Thursday, August 8, 2013

TOS Review - Legacy Documentaries

Like everyone else at the time, I watched Little House on the Prairie growing up, however, as an adult, I would not look back and say I was a fan.  
I didn't like Pa Ingalls.  I think it was his hair.  
Now that Julianna is getting older and growing out of a lot of the younger programs, I wanted to look for something wholesome that we could all enjoy.  Full circle back to Little House.  Julianna loves them and I will admit, I am enjoying them much more now than in my early years.  The sad thing is, a show like this, which is easily considered a classic, would not be made for today's TV viewers.  Not necessarily because they wouldn't want  to watch it, but that the production companies wouldn't make it.  Just confirms our decision not to have cable.  I digress.  ;-)

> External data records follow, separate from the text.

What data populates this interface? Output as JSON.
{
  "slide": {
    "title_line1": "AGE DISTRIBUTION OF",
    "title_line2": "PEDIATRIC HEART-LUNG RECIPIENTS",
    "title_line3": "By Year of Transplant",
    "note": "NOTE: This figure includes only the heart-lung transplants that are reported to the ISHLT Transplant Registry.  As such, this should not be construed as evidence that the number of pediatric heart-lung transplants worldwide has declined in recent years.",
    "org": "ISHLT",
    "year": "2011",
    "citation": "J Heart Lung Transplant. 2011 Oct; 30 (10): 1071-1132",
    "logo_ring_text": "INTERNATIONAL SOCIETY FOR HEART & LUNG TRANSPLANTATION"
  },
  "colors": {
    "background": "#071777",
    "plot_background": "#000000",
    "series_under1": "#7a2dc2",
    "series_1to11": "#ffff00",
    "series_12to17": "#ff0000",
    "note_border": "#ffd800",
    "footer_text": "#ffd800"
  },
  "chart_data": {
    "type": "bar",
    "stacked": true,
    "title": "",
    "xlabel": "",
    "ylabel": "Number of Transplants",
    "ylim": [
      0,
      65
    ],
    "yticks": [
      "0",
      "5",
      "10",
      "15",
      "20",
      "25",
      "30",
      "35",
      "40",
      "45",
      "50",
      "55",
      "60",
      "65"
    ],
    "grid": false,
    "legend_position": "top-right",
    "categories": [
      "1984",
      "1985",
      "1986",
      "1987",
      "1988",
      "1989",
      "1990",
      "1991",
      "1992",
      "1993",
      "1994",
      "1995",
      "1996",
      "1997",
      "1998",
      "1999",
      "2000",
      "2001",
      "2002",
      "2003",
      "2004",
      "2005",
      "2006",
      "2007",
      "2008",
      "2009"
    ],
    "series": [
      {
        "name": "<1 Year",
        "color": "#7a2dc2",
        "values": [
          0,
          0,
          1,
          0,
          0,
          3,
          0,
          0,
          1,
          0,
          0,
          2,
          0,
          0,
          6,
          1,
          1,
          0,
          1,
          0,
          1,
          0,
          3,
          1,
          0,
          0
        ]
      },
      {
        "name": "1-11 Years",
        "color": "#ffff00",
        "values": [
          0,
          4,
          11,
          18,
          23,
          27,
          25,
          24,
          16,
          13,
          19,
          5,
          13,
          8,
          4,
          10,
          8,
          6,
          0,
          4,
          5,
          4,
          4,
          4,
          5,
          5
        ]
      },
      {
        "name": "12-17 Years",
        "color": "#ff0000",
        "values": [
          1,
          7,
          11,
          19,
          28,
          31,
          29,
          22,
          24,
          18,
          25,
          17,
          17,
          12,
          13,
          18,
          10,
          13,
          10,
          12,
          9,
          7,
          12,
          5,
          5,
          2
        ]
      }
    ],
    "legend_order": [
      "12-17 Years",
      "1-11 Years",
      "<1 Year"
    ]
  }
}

Dean Butler was one of the Little House actors. He played a minor character named Almanzo Wilder. (Just kidding!) Considering that Laura Ingalls married Almanzo Wilder, he played a pretty big part. He now has a production company named Legacy Documentaries that has created three DVDs honoring the heritage of Little House: Almanzo Wilder: Life Before Laura, Pa's Fiddle: The Music of America and The Legacy of Laura Ingalls Wilder (available through the Laura Ingalls Wilder Historic Home and Museum website.)  Laura's DVD is what we chose to review.


My musings:

The Legacy of Laura Ingalls Wilder is a well done documentary.  It has a nice blend still photographs, live action reenactments and beautiful art and music throughout.  The story begins after Laura is already married to Almanzo Wilder and focuses on how Laura and Almanzo began their life together and all the hardships they faced....physically and financially. She actually begins her professional writing career as a columnist in a local newspaper writing about topics from a farmer's wife point of view.  She developed her writing through journal entries begun as her family (while she was growing up) was traveling across the West and through letters written to Almanzo when she was visiting her daughter, Rose Wilder Lane, on the West Coast.  Rose and Laura had a rocky relationship, but, through her literary connections, she did help get her mother's foot into the publishing door.  It was through these connections that Laura's first book was published as a children's novel, Little House in the Big Woods.  It was quite a success and Laura was even signed to a three book deal.  
Her second book, Farmer Boy, was rejected on her first draft.  During this time, one of the greatest difficulties in her relationship with her daughter was faced when Rose used, without permission, her mother's ideas and characters from her first failed publishing attempt, Pioneer Girl, in a work of her own.  It never said how Laura reacted to this, but only that Rose realized that she hurt her mother and tried to make amends by helping with research for the revisions on Farmer Boy.  The remainder of the documentary highlights how the rest of her books came to be and how the series ended.  As well as, the awards and accolades achieved and then the deaths of both Almanzo and herself.  
Unfortunately, Julianna wasn't really interested in the documentary, but both Michael and I found it interesting.  I would definitely say it would be best for older elementary school aged students and above.

The Legacy of Laura Ingalls Wilder DVD is around 75 minutes and includes bonus footage:  Director's Diary and trailers for the Almanzo and Pa's Fiddle DVDs.  If you are a Little House fan, I would recommend that you add this documentary (and maybe the others too!) to your library.